Ah, I see what you're getting at. Sorry for my assumptions, you do seem to be more aware than I thought.  (I used to be a meteorologist in the USAF). Looks like *got6ponies* has a pretty good example of what you're requesting.



domino said:


> My experience is that I can pretty much tell when rain/storms are coming by looking just at the barometer trend over the last 8 to 12 hours if I have been stationary. This seems very accurate in eastern North America, Central America, and the Andes in South America. Now, in most cases where I've done this, temperature has been relatively stable, but not in eastern North America. Even without considering other parameters, just looking at the barometer, I've found it very reliable in predicting weather changes (from no rain to rain or reverse).


It sounds like this is also in regions you are familiar with, where there is enough stability in other factors to lend more weather influence to the changes in barometric pressure. Do you find your accuracy on predictions pretty consistent across the seasons?


----------



## domino (Feb 26, 2008)

xevious said:


> Ah, I see what you're getting at. Sorry for my assumptions, you do seem to be more aware than I thought.  (I used to be a meteorologist in the USAF). Looks like *got6ponies* has a pretty good example of what you're requesting.
> 
> It sounds like this is also in regions you are familiar with, where there is enough stability in other factors to lend more weather influence to the changes in barometric pressure. Do you find your accuracy on predictions pretty consistent across the seasons?


I only have data from Central and South America between April and August, and all year round in eastern US. I look for pretty obvious trends - not just dropping one block on the graph, for instance. I think that most of the situations in which I use these watches are in fact pretty stable, and most rain is in the form of storms which come with dropping pressure - I'll have one again this summer in Central America during the rainy season - I'll look to see if I can predict the daily rains that we often get there.


----------



## RoyR (May 5, 2011)

Hey Domino...incredible post about using your watch while mountain climbing...what a place to be when you need to try to predict the weather. But I guess you did ALOT of weather research before you attempted that long ascent! I would be interested if you could elaborate on your other weather-related experiences with the watch. If anyone relies on field weather observations and predictions, you certainly do!

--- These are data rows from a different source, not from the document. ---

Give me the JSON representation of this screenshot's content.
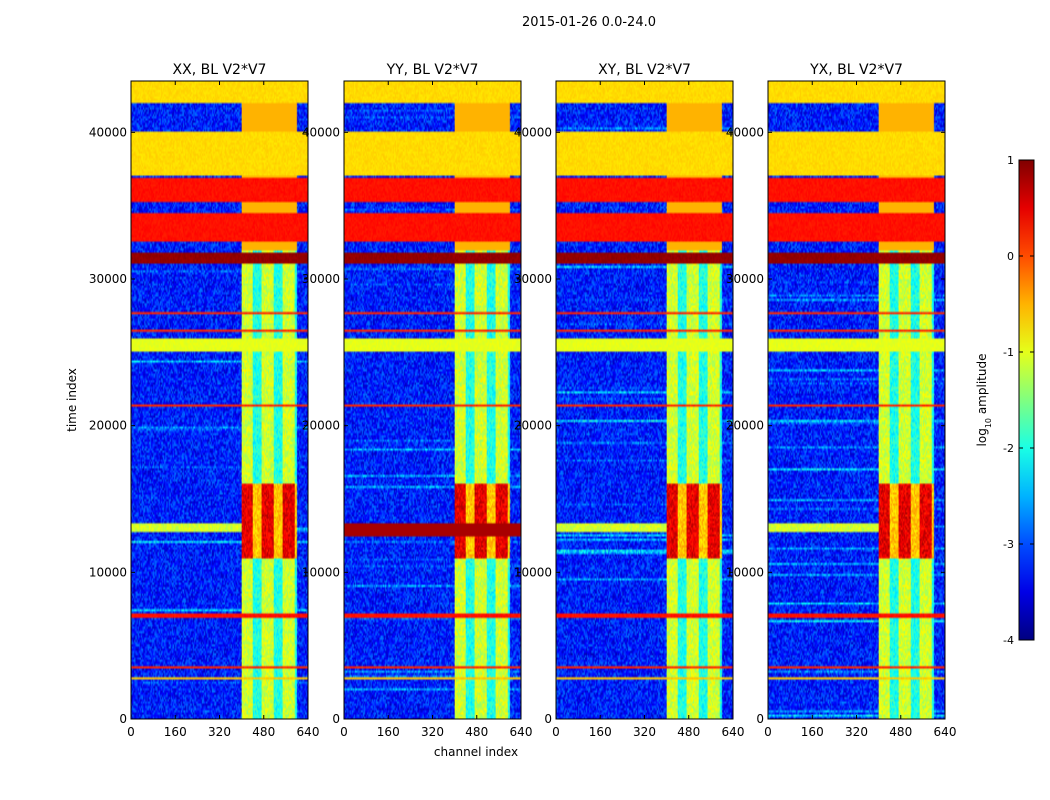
{
  "figure_title": "2015-01-26 0.0-24.0",
  "chart_data": {
    "type": "heatmap",
    "suptitle": "2015-01-26 0.0-24.0",
    "xlabel": "channel index",
    "ylabel": "time index",
    "xlim": [
      0,
      640
    ],
    "ylim": [
      0,
      43500
    ],
    "xticks": [
      0,
      160,
      320,
      480,
      640
    ],
    "yticks": [
      0,
      10000,
      20000,
      30000,
      40000
    ],
    "panels": [
      {
        "title": "XX, BL V2*V7",
        "variant": "xx"
      },
      {
        "title": "YY, BL V2*V7",
        "variant": "yy"
      },
      {
        "title": "XY, BL V2*V7",
        "variant": "xy"
      },
      {
        "title": "YX, BL V2*V7",
        "variant": "yx"
      }
    ],
    "colorbar": {
      "label": "log10 amplitude",
      "label_base": "log",
      "label_sub": "10",
      "label_rest": " amplitude",
      "min": -4,
      "max": 1,
      "ticks": [
        1,
        0,
        -1,
        -2,
        -3,
        -4
      ],
      "colormap": "jet"
    },
    "bands": [
      {
        "t0": 42000,
        "t1": 43500,
        "level": -0.7
      },
      {
        "t0": 37000,
        "t1": 40000,
        "level": -0.7
      },
      {
        "t0": 35200,
        "t1": 36900,
        "level": 0.3
      },
      {
        "t0": 32500,
        "t1": 34500,
        "level": 0.3
      },
      {
        "t0": 31000,
        "t1": 31800,
        "level": 0.9
      },
      {
        "t0": 25100,
        "t1": 25900,
        "level": -1.0
      },
      {
        "t0": 27600,
        "t1": 27800,
        "level": 0.2
      },
      {
        "t0": 26400,
        "t1": 26600,
        "level": 0.2
      },
      {
        "t0": 21300,
        "t1": 21450,
        "level": 0.2
      },
      {
        "t0": 6900,
        "t1": 7200,
        "level": 0.3
      },
      {
        "t0": 3400,
        "t1": 3600,
        "level": 0.2
      },
      {
        "t0": 2700,
        "t1": 2850,
        "level": -0.6
      }
    ],
    "active_channels": [
      400,
      600
    ],
    "burst_time": [
      11000,
      16000
    ]
  }
}
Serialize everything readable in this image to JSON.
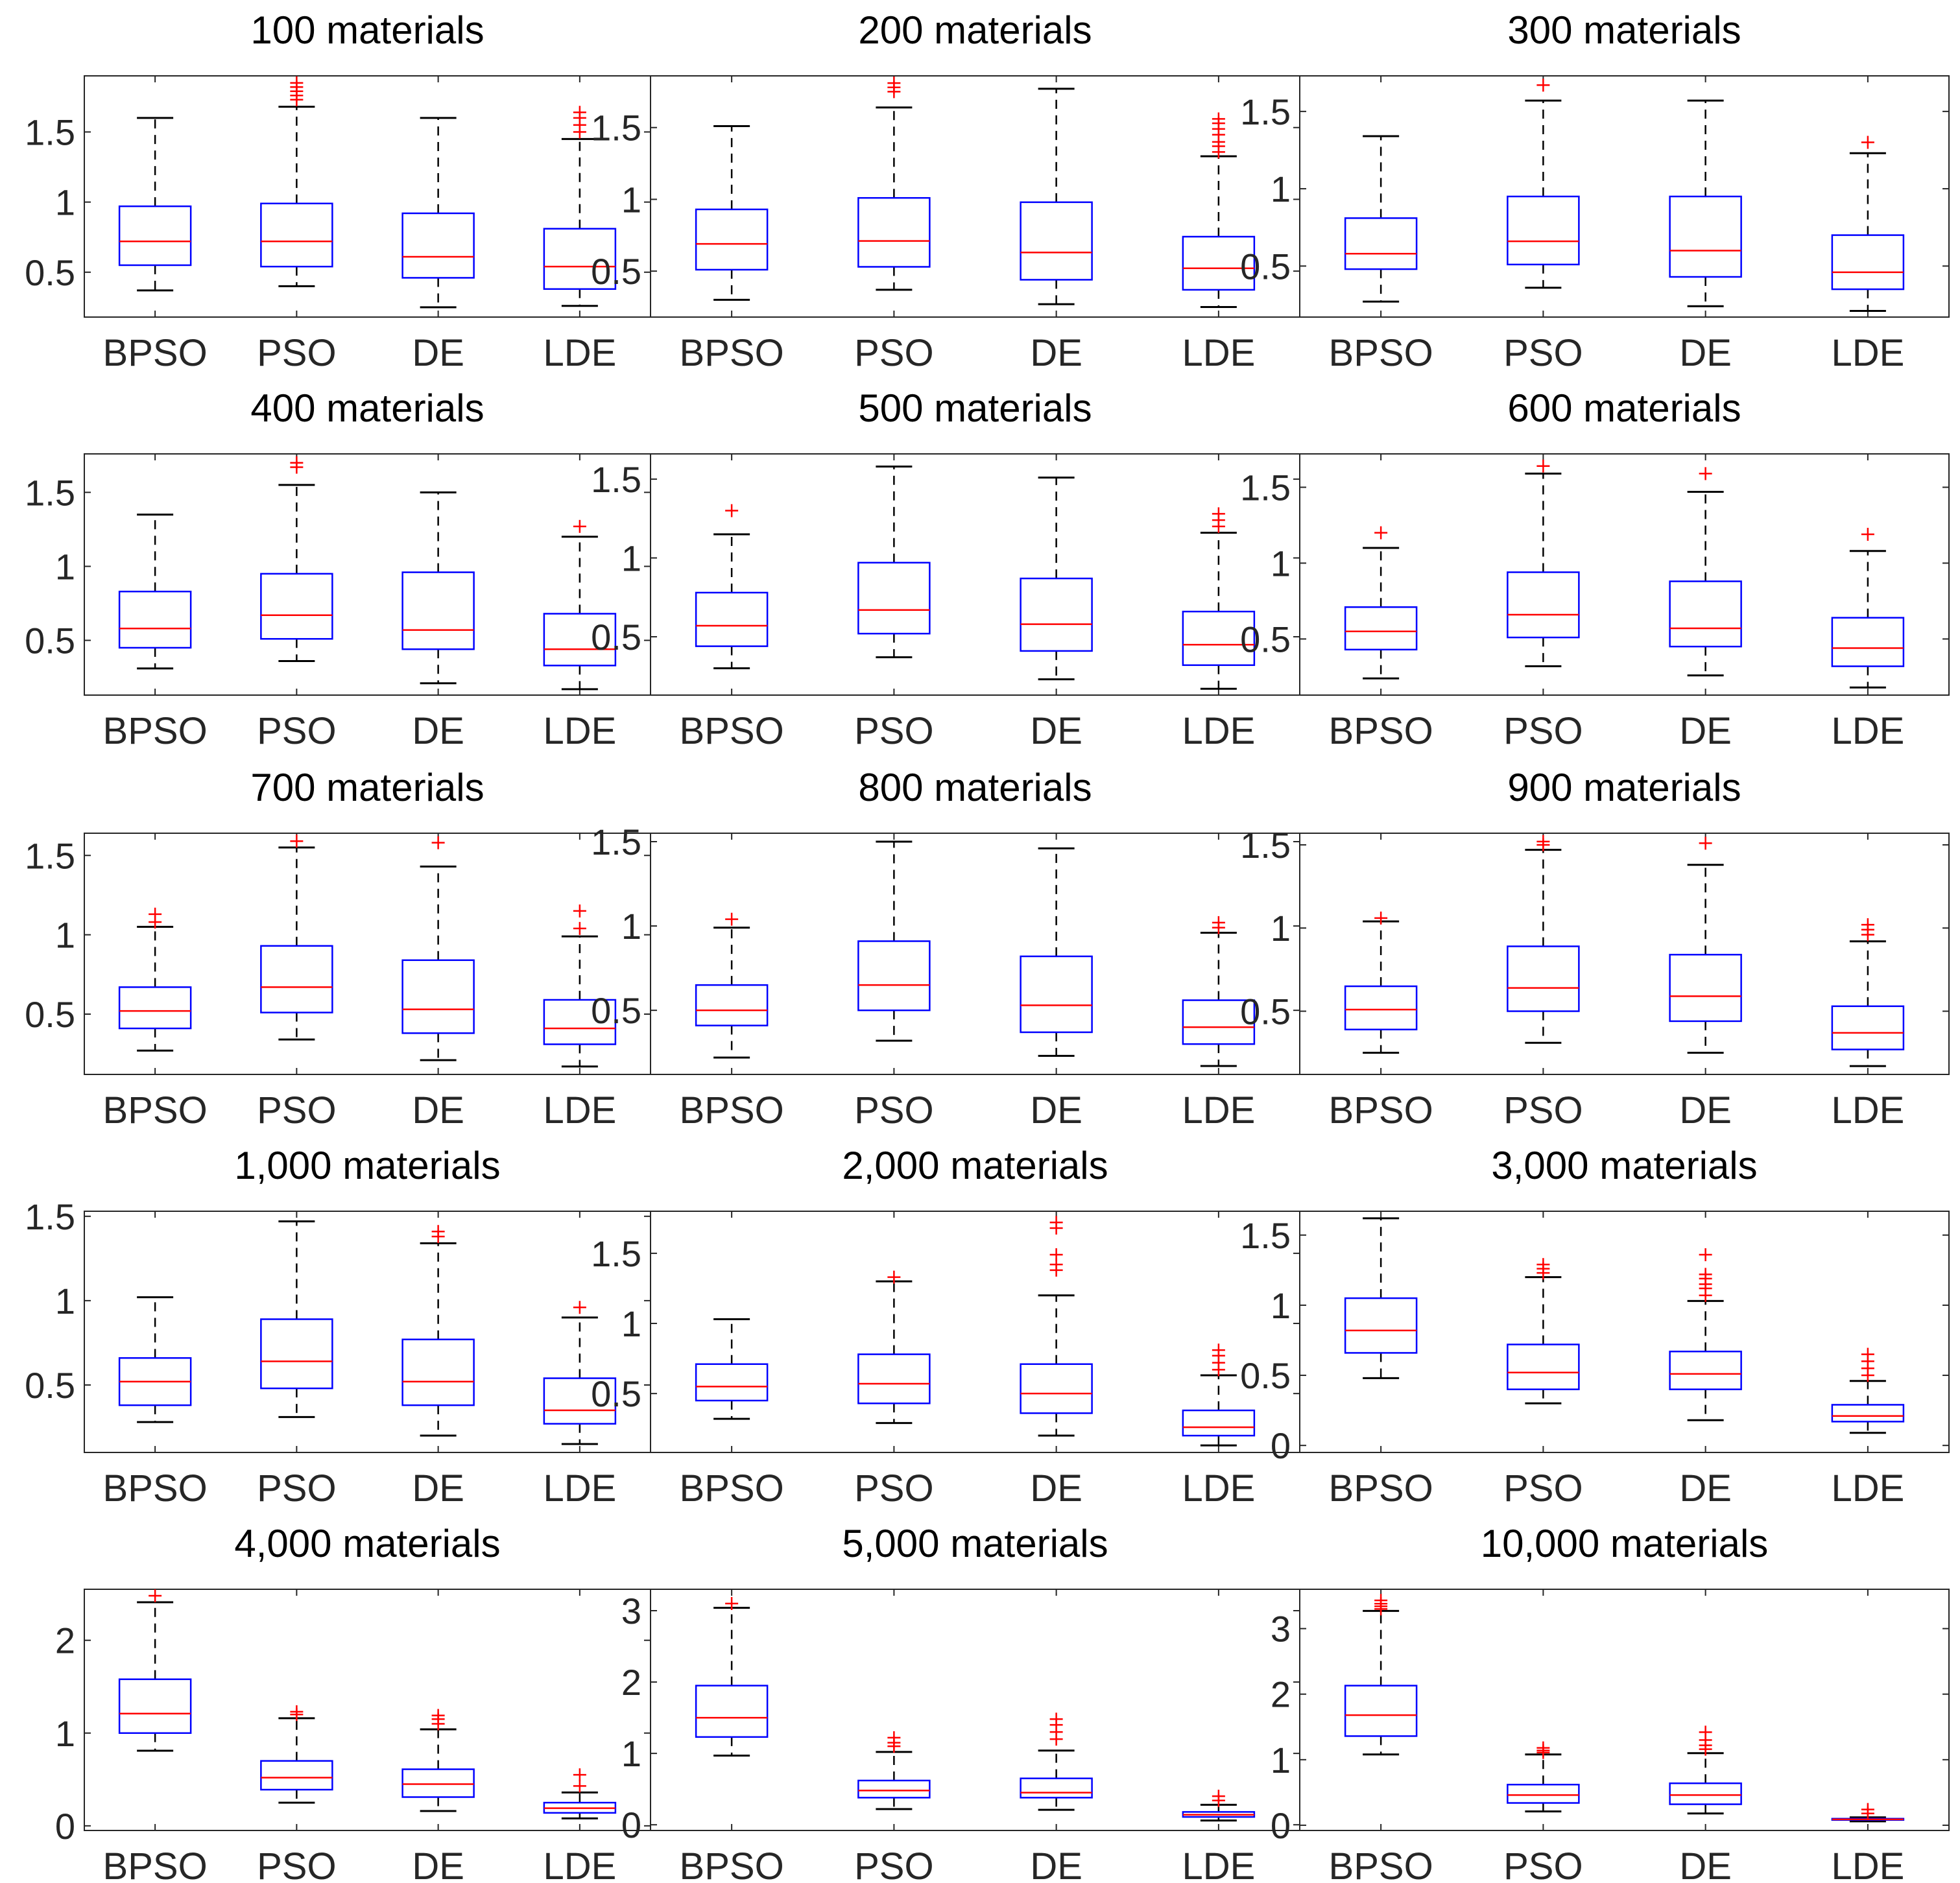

Here in the eastern US, we are getting very similar weather, day after day after day: usually high in the upper 80's, mostly clear with some clouds, and a ~30% chance of showers or thunderstorms, which seem to usually miss me.

In some weeks, I have watched the barometer trend slowly upward by .2 inches over 12 to 18 hours or so, then go down by .2 inches over another 12 hours, with no obvious change in weather. In the past few weeks, the pressure has gone up and down between about 30.10 and is now at 29.75. Pretty big change for summertime here, but no observed change in the weather.

About the only thing I've observed that seems to reliably predict bad weather, real soon, is a very quick drop of maybe .15 inches over 6-8 hours or so. It looks like a little "wave" on the barograph. Maybe the wave on the graph reflects what meteorologists sometimes say that there is "a wave in the atmosphere" when bad weather is coming? After this little wave, I get a quick shower and heavy clouds for awhile. Then back to the same weather I wrote about above. 

I've only been watching pressure closely since early May, when I got the watch. I guess I'll need a year or more of observations--through all the seasons--to learn any reliable (or semi-reliable) tricks about forecasting around here. 

Keep the comments coming...

Roy


----------



## domino (Feb 26, 2008)

Hi RoyR,

I think I'm seeing the same thing as you noted - when I see a noticeable drop in the graph, quickly, bad weather follows within a few hours. I haven't noted what that amount is - I just use the graph (not very sophisticated, I realize!). While mountain climbing, I do the same thing. In my relatively limited experience, it seems that a stable barometer would indicate similar weather to what we had seen the last day or two, and a rapidly falling barometer indicates a change for the worse. A rising barometer seemed similar to a stable barometer in terms of what I observed. I realize this is very basic and anyone with a real meteorological background will cringe at this kind of thing, but I'm just reporting what seems to have worked for me.



RoyR said:


> Hey Domino...incredible post about using your watch while mountain climbing...what a place to be when you need to try to predict the weather. But I guess you did ALOT of weather research before you attempted that long ascent! I would be interested if you could elaborate on your experiences with the watches in your other experiences. If anyone relies on field weather observations and predictions, you certainly do!
> 
> Here in the eastern US, we are getting very similar weather, day after day after day: usually high in the upper 80's, mostly clear with some clouds, and a ~30% chance of showers or thunderstorms, which seem to usually miss me.
> 
> ...


----------